Der Mann aus Dorfen bei München gehört selbst zu einem elitären Club. In der Formel-1-Geschichte gab es nur sieben deutsche Grand-Prix-Gewinner – Mass ist einer von ihnen. Er bestritt insgesamt 105 Rennen, holte acht Podiumsplätze und 1975 einen Sieg.

Sieg von Unfall überschattet

Mass war damals erst der zweite deutsche Grand-Prix-Sieger nach Wolfgang Graf Berghe von Trips. «Das ist so, als ob man ein Tor in seiner Länderspielkarriere geschossen hat», meinte Mass, der 1989 auch den Langstreckenklassiker von Le Mans gewann. Mass erlebte 1973 zunächst einen kurzen Einstand in der Formel 1. In seinem Surtees schied er nach einer Massenkollision bereits in der ersten Runde aus.

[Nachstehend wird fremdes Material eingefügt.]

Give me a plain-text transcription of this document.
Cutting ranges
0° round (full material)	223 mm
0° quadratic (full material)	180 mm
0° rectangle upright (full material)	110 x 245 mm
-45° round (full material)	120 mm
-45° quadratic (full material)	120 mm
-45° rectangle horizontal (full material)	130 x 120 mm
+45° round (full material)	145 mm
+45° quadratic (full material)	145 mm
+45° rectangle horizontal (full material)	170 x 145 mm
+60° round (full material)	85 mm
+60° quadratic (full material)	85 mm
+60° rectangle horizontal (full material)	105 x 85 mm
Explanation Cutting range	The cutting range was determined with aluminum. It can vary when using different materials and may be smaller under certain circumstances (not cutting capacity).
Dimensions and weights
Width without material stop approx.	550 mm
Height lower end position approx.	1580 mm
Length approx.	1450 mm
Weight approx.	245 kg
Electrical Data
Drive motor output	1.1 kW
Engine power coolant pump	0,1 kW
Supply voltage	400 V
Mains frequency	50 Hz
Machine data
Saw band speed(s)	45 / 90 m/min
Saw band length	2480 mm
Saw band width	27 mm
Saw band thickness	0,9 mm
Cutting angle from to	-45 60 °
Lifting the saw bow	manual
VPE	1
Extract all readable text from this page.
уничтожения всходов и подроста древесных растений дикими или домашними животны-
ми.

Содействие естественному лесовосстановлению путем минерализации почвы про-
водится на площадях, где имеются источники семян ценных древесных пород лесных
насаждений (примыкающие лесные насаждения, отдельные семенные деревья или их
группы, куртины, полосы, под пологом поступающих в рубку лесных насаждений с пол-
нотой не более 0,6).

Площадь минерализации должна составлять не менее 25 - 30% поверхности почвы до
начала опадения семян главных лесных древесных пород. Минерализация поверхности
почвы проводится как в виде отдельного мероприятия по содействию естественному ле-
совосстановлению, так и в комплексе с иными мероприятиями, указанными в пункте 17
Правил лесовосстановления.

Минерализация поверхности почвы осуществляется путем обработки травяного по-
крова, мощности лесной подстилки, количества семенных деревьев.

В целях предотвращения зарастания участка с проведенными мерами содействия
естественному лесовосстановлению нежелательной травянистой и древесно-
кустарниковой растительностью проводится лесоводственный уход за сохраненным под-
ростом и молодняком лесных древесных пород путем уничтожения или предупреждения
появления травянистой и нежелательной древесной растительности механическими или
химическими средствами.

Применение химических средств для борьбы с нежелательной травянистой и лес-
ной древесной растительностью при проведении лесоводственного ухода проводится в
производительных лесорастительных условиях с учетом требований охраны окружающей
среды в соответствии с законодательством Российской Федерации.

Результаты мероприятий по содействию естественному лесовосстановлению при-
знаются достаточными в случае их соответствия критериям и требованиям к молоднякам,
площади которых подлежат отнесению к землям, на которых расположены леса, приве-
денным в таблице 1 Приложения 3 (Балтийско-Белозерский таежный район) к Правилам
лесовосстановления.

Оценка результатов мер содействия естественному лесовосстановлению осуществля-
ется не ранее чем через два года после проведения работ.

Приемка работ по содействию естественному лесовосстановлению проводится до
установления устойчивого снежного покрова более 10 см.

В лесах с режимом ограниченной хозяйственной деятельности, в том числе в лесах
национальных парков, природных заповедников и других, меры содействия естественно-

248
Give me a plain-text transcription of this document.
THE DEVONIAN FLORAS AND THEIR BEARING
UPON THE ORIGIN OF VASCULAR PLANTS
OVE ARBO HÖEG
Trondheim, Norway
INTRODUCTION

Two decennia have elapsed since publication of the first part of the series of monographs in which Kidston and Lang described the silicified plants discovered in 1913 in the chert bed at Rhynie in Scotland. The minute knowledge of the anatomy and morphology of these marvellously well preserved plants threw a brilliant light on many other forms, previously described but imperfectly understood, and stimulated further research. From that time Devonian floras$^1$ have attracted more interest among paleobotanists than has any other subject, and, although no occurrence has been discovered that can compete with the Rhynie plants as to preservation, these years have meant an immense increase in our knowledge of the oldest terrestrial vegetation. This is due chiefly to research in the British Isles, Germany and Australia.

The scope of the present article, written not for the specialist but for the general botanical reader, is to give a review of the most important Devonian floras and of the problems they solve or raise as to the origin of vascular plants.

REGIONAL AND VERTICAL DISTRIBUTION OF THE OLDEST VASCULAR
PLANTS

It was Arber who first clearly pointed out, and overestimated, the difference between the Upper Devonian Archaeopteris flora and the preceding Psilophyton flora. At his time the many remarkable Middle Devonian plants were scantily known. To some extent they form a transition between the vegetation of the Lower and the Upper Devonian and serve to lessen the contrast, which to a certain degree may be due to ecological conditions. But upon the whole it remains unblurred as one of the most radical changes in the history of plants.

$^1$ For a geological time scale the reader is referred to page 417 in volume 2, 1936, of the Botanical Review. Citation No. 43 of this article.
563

Auch sein einziger Sieg in der Königsklasse war überschattet von einem schweren Unfall. Auf dem Stadtkurs von Montjuic in Barcelona kam Rolf Stommelen im April 1975 mit seinem Hill von der Strecke ab und schoss in die Zuschauermenge, mehrere Menschen starben. Es war eine hochgefährliche Zeit im Motorsport.

Der Tod von Gilles Villeneuve hat bei Mass Spuren hinterlassen. Der Kanadier starb im Mai 1982 bei einem Horrorunfall im belgischen Zolder. Der vorausfahrende March-Pilot Mass wollte Villeneuve Platz machen, wählte jedoch jene Spur, auf der sein Rivale vorbeiziehen wollte. Villeneuve fuhr auf, überschlug sich mit seinem Ferrari und wurde folgenschwer aus seinem Wagen geschleudert.

Frieden in der Geschwindigkeit

«Ich wusste, ich bin nicht wirklich schuld, weil er ein übertriebenes Risiko eingegangen ist», sagte Mass. «Diese schlimme Erinnerung vergeht aber nicht mehr.» Die Kollision mit Villeneuve ist einer der Gründe, warum Mass kurz darauf aus der Formel 1 ausstieg.

Trotz seines Hochgeschwindigkeitslebens wusste Mass die Muße stets zu schätzen. «Ich konnte Ruhe und Stille immer schon genießen, das war ein absolutes Muss», sagte er. Das Cockpit war stets wie ein ganz eigener Raum. «Ich habe soviel Frieden in der Geschwindigkeit gefunden, etwas was ich nie in der Stille gefunden habe», zitierte er einen englischen Sinnspruch.

Mass war eigentlich in die See verliebt gewesen. Als junger Mann wollte er ursprünglich Kapitän werden. «Schiffe geben mir viel, sie haben Seele», erzählte er. Mass, dessen Großvater Kapitän war, arbeitete sogar in jungen Jahren als Seemann bei der Handelsmarine. «Ich hatte aber eine überzogene Vorstellung von der Seefahrt», räumte er ein. Sein ältester Sohn ist heute Kapitän auf einem Segler.

Die Motorsport-Karriere von Mass nahm mit einer Mechaniker-Lehre ihren Lauf. Noch heute fährt Mass, der in der Nähe von Grasse in Frankreich lebt, Oldtimer- und Klassikerrennen. Die Familie ist für ihn das wichtigste. Mass ist Vater zweier Töchter sowie zweier Söhne und vierfacher Großvater. «Sie leben alle auf der Welt verstreut», sagte Mass über Kinder und Enkel, «ich sehe sie zu selten.»